WASHINGTON -- A doctor's account of his frantic efforts to save the life of fatally wounded U.S. President Abraham Lincoln has been rediscovered in the United States, after being lost to history for 147 years.

On April 14, 1865, Charles Leale happened to be in the same Washington theater as the U.S. president, watching the play "My American Cousin," when he heard a gunshot and saw a man leap onto the stage.

Leale, 23, the first person to tend to Lincoln's wounds, documented the tragic encounter in a 21-page handwritten report.

A copy of Leale's notes from that tragic night found its way to the National Archives, America's massive repository of historical documents, where — until last month — it had been overlooked for a century and a half.

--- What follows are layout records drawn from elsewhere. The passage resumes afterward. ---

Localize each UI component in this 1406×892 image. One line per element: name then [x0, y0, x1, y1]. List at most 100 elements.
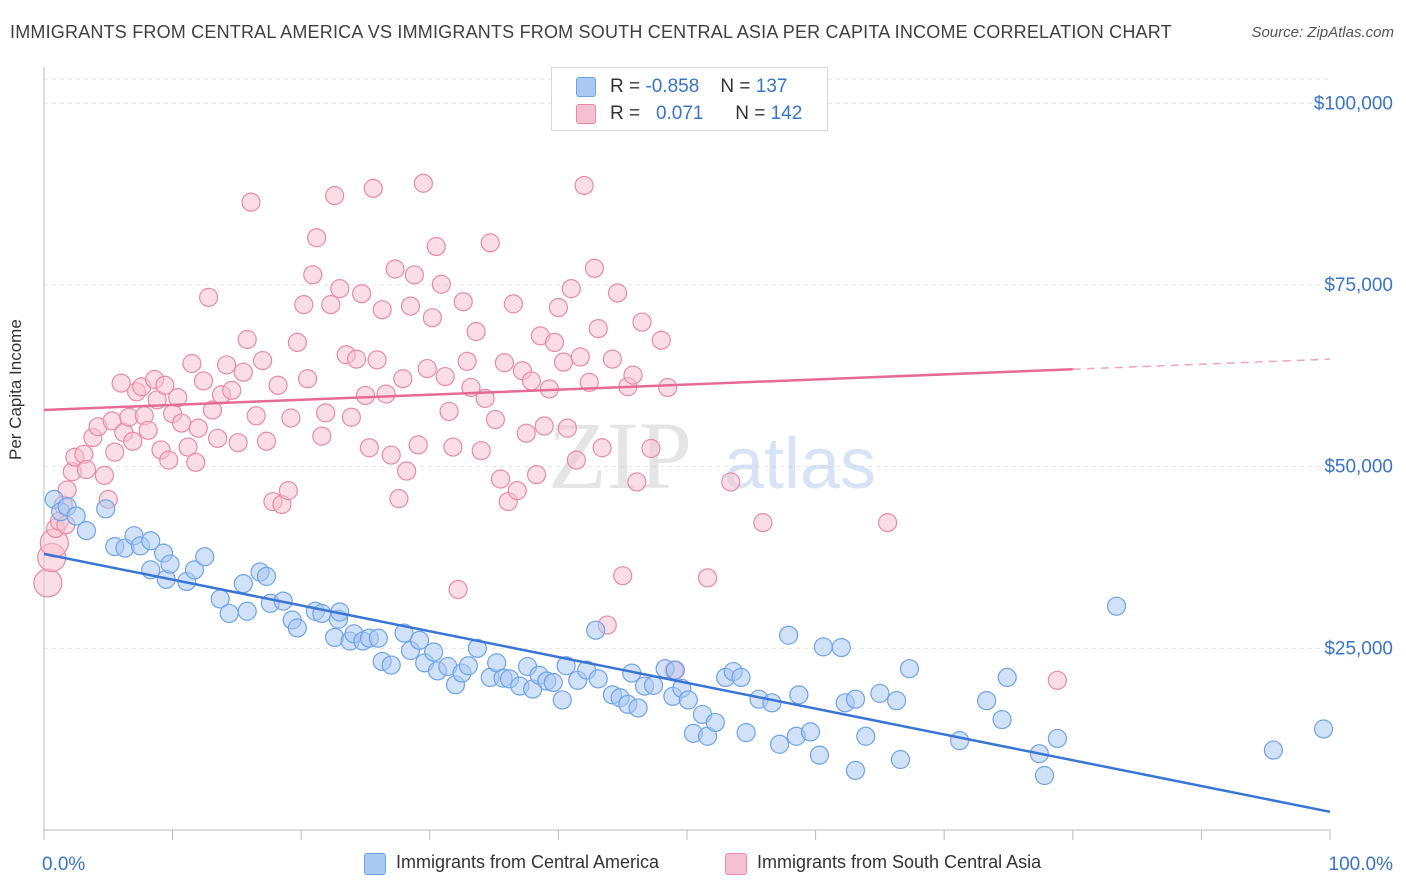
y-tick-label: $100,000 [1314, 93, 1393, 114]
data-point [778, 625, 799, 645]
data-point [76, 459, 97, 480]
data-point [359, 438, 379, 458]
data-point [341, 407, 361, 427]
data-point [480, 233, 500, 253]
data-point [890, 749, 911, 770]
data-point [303, 265, 323, 285]
data-point [1106, 596, 1127, 616]
data-point [521, 371, 541, 391]
data-point [697, 568, 718, 588]
data-point [408, 435, 428, 455]
data-point [202, 400, 223, 420]
data-point [579, 372, 599, 392]
data-point [256, 431, 277, 451]
data-point [372, 300, 392, 320]
legend-swatch-blue [576, 77, 596, 97]
data-point [588, 669, 608, 689]
data-point [253, 350, 273, 371]
data-point [141, 531, 161, 551]
data-point [1313, 719, 1334, 739]
data-point [66, 506, 86, 526]
x-tick-label: 0.0% [42, 854, 85, 875]
data-point [417, 358, 437, 379]
trend-line-central-america [43, 552, 1331, 814]
legend-n-value: 142 [770, 103, 803, 124]
data-point [602, 349, 623, 369]
data-point [471, 441, 491, 461]
data-point [556, 656, 576, 676]
axes [43, 67, 1331, 840]
watermark-atlas: atlas [724, 424, 876, 504]
data-point [627, 472, 647, 492]
data-point [721, 472, 741, 492]
data-point [813, 637, 833, 657]
data-point [548, 297, 569, 318]
y-axis-label: Per Capita Income [6, 319, 25, 460]
data-point [325, 186, 345, 206]
data-point [94, 465, 115, 485]
data-point [448, 579, 468, 600]
data-point [561, 279, 581, 299]
data-point [544, 332, 565, 353]
data-point [385, 259, 405, 279]
data-point [731, 667, 751, 688]
legend-swatch-pink [576, 104, 596, 124]
data-point [507, 481, 527, 501]
data-point [628, 698, 648, 718]
data-point [188, 418, 208, 438]
data-point [316, 403, 336, 423]
data-point [217, 355, 237, 375]
data-point [346, 349, 367, 369]
data-point [397, 461, 417, 481]
data-point [426, 236, 446, 257]
data-point [643, 675, 664, 695]
data-point [753, 513, 773, 533]
data-point [159, 450, 179, 470]
data-point [586, 620, 606, 640]
legend-text-blue: R = -0.858 N = 137 [610, 76, 787, 98]
data-point [516, 423, 536, 443]
data-point [466, 321, 486, 342]
data-point [665, 660, 686, 680]
chart-title: IMMIGRANTS FROM CENTRAL AMERICA VS IMMIG… [10, 22, 1172, 42]
data-point [312, 426, 332, 446]
data-point [256, 566, 277, 586]
data-point [237, 329, 257, 350]
data-point [870, 683, 890, 703]
data-point [381, 655, 401, 675]
data-point [439, 401, 459, 422]
data-point [389, 489, 409, 509]
data-point [160, 554, 180, 574]
data-point [138, 420, 158, 440]
tick-labels: $25,000 $50,000 $75,000 $100,000 0.0% 100.0% [42, 93, 1393, 875]
data-point [658, 377, 678, 398]
data-point [278, 481, 298, 501]
data-point [856, 726, 876, 746]
bottom-legend-label: Immigrants from South Central Asia [757, 852, 1042, 872]
y-tick-label: $50,000 [1324, 457, 1393, 478]
data-point [376, 384, 396, 404]
data-point [123, 431, 143, 451]
data-point [485, 409, 505, 430]
data-point [457, 351, 477, 371]
bottom-legend-swatch-blue [364, 853, 386, 875]
trend-lines [43, 358, 1331, 814]
data-point [467, 638, 487, 658]
data-point [368, 628, 388, 648]
data-point [199, 287, 219, 307]
data-point [400, 296, 421, 316]
legend-r-value: -0.858 [645, 76, 700, 97]
data-point [1047, 728, 1067, 749]
data-point [246, 406, 266, 426]
data-point [588, 319, 608, 339]
data-point [307, 228, 327, 248]
data-point [899, 659, 920, 679]
data-point [705, 712, 725, 733]
data-point [845, 760, 866, 781]
data-point [76, 521, 97, 541]
data-point [584, 258, 605, 278]
data-point [736, 723, 756, 743]
data-point [321, 295, 341, 315]
data-point [172, 413, 192, 433]
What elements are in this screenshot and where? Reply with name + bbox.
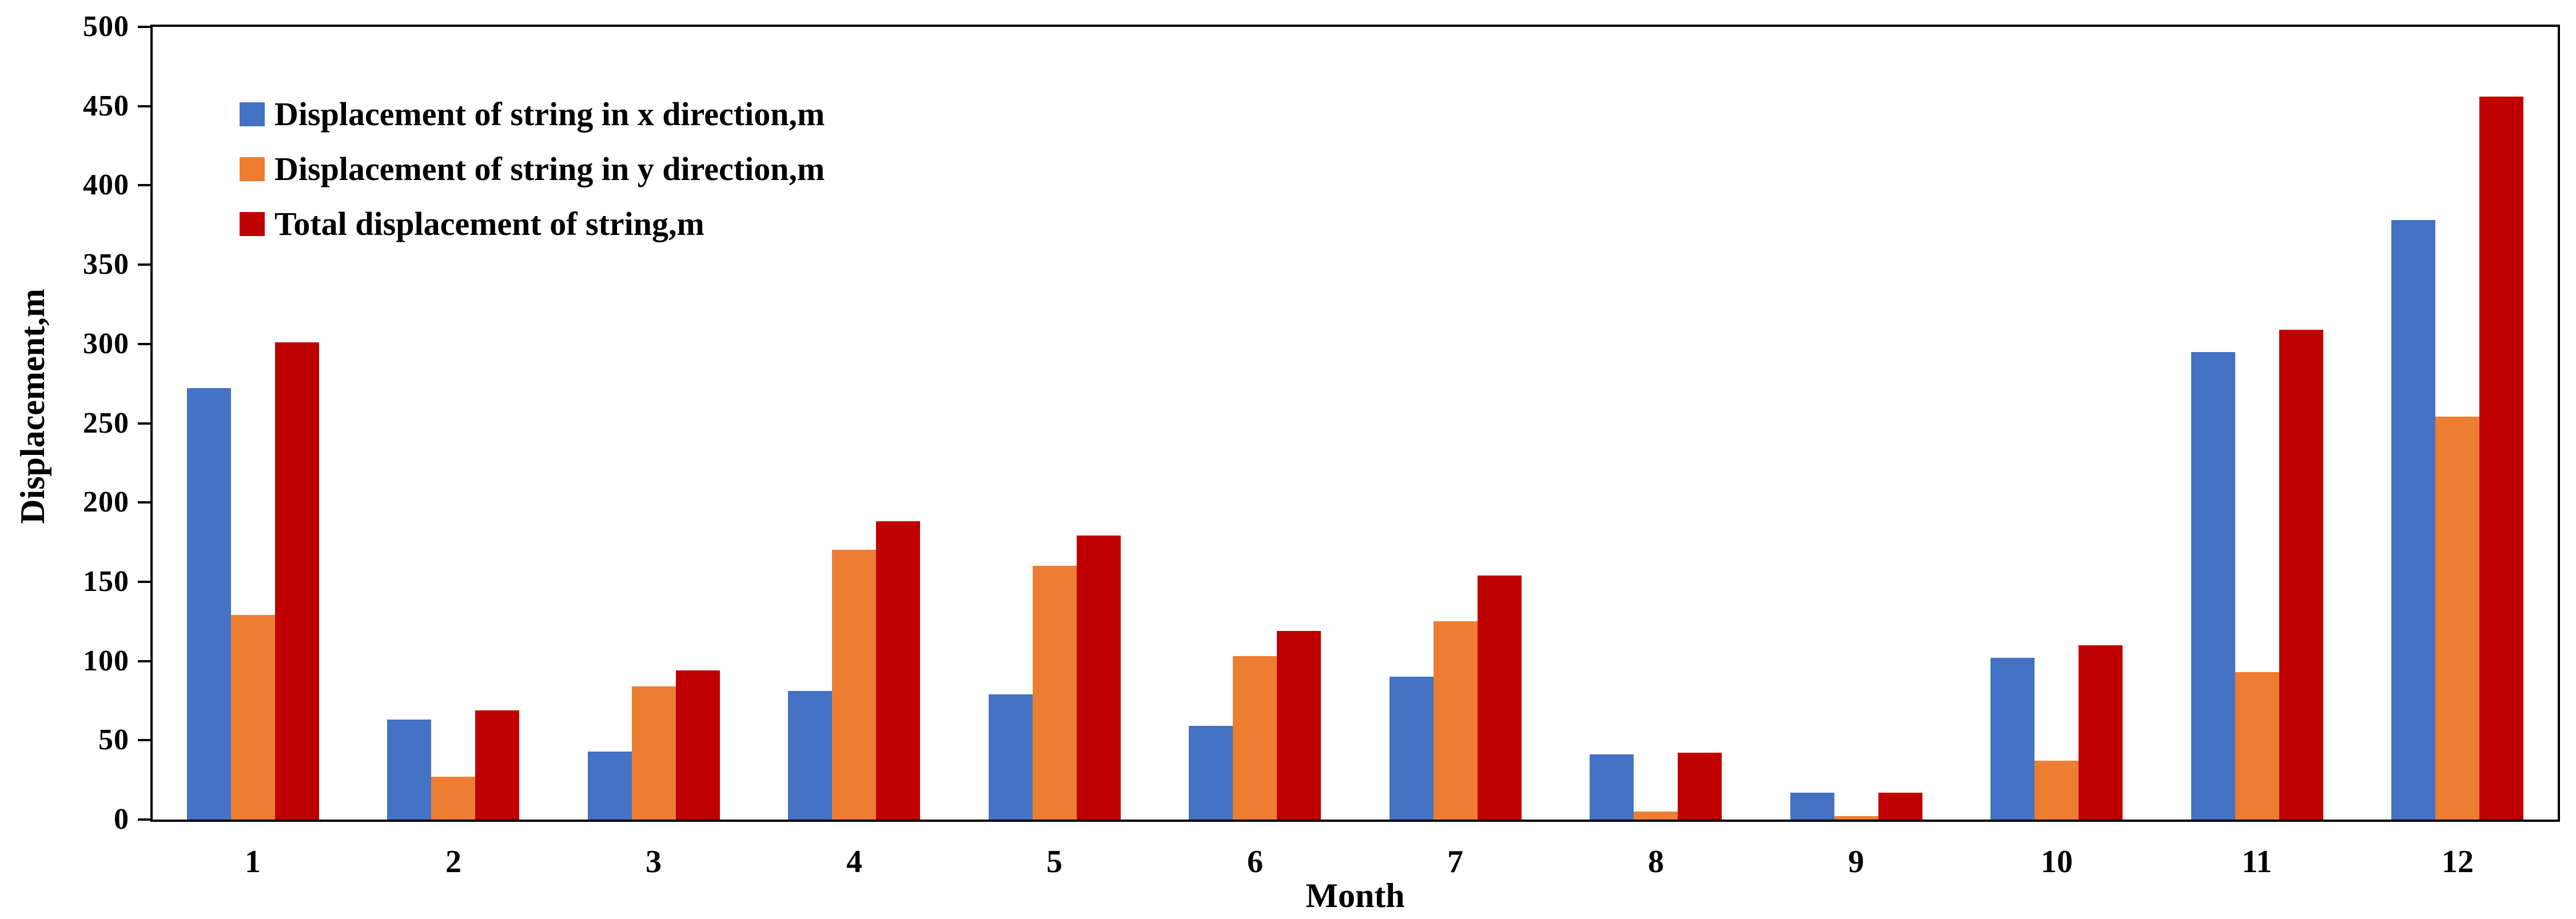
bar-series2-month7 [1434, 621, 1478, 820]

It was found by a researcher with The Papers of Abraham Lincoln Project, a historical group which announced the find this week.

"It is truly a first draft of history," Stowell said.

The historic document was found by a researcher, Helena Iles Papaioannou, among hundreds of boxes of old medical reports.

Lincoln — who led the country into a bloody civil war, but preserved the union and ended slavery — was shot by assassin John Wilkes Booth, an actor and Confederate sympathizer.

Outraged by the South's defeat in the war between southern and northern states, Booth carried out a carefully devised plot to kill Lincoln, the first U.S. president to be assassinated.